Polska nie czuła się jeszcze wtedy stabilnym, pewnym siebie krajem, więc z pewnością mogła mieć obawy co do przyszłości kraju i szans wobec ataków sąsiadów. Wczujmy się w sytuację Polaków. Jeszcze nie tak dawno, mimo że ich nie było na świecie, to wszystkie rodziny tym żyły, bo nie minęło nawet 100 lat, w czasie powstań: listopadowego, styczniowego ginęli ich przodkowie. Nie każdy generał posiadał na tyle dużo odwagi, umiejętności, aby poprowadzić ojczyznę do całkowitego wyzwolenia. Co mogło być dla nich motywacją do walki przed okupantami? Moim zdaniem właśnie twórczość poetów - wieszczów sprzed wieku. Nie będę opisywać tutaj po kolei przebiegu potyczek wojennych z XIX i XX wieku, ale ten, kto jest świadomy przeszłości swojego państwa, odczuwający patriotyzm względem niego, powinien być zorientowany w tym temacie. Zrywy wielu bitew czy znanego wydarzenia z 1830 roku - powstania listopadowego z bitwami przedstawionymi choćby w "Kamieniach na szaniec". Czego to dowodzi? Odwagi - tak. Poświęcenia - owszem. Determinacji - zgadzam się. Wiar w zwycięstwo - nie można zaprzeczyć. Przede wszystkim jednak pokazuje to ogromne zakorzenienie myśli romantycznej w Polakach.

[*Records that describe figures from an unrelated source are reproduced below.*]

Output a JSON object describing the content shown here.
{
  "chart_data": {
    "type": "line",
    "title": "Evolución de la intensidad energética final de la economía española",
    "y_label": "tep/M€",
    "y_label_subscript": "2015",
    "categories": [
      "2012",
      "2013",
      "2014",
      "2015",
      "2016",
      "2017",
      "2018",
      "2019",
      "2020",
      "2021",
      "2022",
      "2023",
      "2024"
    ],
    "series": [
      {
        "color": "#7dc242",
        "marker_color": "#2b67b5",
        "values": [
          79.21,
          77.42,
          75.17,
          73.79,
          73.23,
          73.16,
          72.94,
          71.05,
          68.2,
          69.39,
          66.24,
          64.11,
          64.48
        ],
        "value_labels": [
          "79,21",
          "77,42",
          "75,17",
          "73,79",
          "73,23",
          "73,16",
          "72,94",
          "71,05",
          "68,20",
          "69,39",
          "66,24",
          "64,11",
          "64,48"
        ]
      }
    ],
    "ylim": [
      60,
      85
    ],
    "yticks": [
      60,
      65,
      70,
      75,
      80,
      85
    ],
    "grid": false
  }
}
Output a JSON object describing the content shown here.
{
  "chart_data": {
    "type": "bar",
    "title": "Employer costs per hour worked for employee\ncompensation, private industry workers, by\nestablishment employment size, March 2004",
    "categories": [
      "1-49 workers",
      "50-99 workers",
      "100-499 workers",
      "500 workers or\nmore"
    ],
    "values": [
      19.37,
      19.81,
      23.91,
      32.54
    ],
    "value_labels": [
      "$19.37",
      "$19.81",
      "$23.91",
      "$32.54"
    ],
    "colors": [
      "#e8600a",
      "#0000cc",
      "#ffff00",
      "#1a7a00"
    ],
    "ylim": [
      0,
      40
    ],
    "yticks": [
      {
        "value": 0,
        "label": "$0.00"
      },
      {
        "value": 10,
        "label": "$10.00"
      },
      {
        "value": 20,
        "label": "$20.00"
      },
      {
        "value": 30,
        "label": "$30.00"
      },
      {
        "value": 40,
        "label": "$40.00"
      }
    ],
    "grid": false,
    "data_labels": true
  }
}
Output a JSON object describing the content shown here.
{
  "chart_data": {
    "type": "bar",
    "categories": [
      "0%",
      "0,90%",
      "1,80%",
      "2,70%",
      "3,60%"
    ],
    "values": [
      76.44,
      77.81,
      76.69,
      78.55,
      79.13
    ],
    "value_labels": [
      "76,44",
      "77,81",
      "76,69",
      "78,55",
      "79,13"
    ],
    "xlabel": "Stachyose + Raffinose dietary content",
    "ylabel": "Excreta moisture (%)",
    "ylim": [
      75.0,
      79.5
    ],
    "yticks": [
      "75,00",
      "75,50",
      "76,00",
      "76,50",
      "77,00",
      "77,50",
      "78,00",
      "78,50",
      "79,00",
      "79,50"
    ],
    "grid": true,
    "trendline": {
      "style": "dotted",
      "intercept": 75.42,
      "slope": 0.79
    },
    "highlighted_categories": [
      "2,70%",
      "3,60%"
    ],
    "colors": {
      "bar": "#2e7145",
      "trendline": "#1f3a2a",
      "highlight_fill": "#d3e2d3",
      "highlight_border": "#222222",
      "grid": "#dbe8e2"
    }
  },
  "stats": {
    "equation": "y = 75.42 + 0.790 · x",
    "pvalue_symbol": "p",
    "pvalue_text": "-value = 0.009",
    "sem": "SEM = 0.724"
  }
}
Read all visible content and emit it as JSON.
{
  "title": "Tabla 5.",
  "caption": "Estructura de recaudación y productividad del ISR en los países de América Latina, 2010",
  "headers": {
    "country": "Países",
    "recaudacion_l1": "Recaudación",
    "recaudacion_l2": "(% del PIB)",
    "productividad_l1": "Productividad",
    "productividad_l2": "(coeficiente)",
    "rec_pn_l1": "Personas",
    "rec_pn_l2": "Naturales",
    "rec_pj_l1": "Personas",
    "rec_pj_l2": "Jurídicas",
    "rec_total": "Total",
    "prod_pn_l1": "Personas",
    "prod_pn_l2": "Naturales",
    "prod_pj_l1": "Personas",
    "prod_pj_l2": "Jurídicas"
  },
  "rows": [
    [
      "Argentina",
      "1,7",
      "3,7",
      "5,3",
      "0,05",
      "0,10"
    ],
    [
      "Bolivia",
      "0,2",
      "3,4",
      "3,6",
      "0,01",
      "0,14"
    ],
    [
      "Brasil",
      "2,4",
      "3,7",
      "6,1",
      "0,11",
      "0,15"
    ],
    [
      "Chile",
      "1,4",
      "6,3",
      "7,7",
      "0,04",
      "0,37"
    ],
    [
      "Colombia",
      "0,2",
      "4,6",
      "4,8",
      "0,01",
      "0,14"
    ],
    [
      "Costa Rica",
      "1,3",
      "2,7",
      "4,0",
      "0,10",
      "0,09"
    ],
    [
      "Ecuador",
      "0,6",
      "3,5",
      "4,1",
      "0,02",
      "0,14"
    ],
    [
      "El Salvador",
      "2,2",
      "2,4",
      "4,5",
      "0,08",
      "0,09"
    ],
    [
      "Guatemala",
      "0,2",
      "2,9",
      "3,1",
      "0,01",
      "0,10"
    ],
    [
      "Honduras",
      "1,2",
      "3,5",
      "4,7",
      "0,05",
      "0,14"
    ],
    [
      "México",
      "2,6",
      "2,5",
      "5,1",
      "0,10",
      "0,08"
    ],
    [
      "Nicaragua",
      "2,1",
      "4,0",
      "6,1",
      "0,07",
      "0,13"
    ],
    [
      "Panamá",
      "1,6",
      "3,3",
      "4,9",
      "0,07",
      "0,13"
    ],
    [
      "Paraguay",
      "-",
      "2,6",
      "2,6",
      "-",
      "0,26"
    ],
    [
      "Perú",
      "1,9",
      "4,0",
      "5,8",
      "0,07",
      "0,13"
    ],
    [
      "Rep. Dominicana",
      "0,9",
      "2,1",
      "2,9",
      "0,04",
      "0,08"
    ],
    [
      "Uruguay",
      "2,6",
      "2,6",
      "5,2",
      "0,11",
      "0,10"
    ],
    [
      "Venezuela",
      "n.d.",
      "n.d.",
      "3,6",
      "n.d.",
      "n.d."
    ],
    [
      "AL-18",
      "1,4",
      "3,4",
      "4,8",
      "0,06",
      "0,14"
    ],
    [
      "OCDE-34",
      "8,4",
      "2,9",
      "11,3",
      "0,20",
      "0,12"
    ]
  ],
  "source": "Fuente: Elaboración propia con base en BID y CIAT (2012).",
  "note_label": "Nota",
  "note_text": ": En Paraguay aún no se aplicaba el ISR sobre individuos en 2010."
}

„Potrzebny był czyn, który by wstrząsnął sumieniem świata”
Tak generał Okulicki „Niedźwiadek” tłumaczył konieczność wybuchu powstania warszawskiego – ostatniego romantycznego zrywu, w którym zginęło 200 tysięcy ludzi. Po konferencji w Teheranie Polska znalazła się w sferze wpływów sowieckich, wiadomo było, że alianci nie poprą powstania.
A mimo to ludność Warszawy umierała na oczach świata, aby zamanifestować polskie bohaterstwo.
Mimo że z pozoru gesty romantyczne straciły rację bytu z 1989 rokiem, to przejawy romantyzmu widać w manifestowaniu uczuć patriotycznych czy nerwowych reakcjach na sprawy związane z Rosją.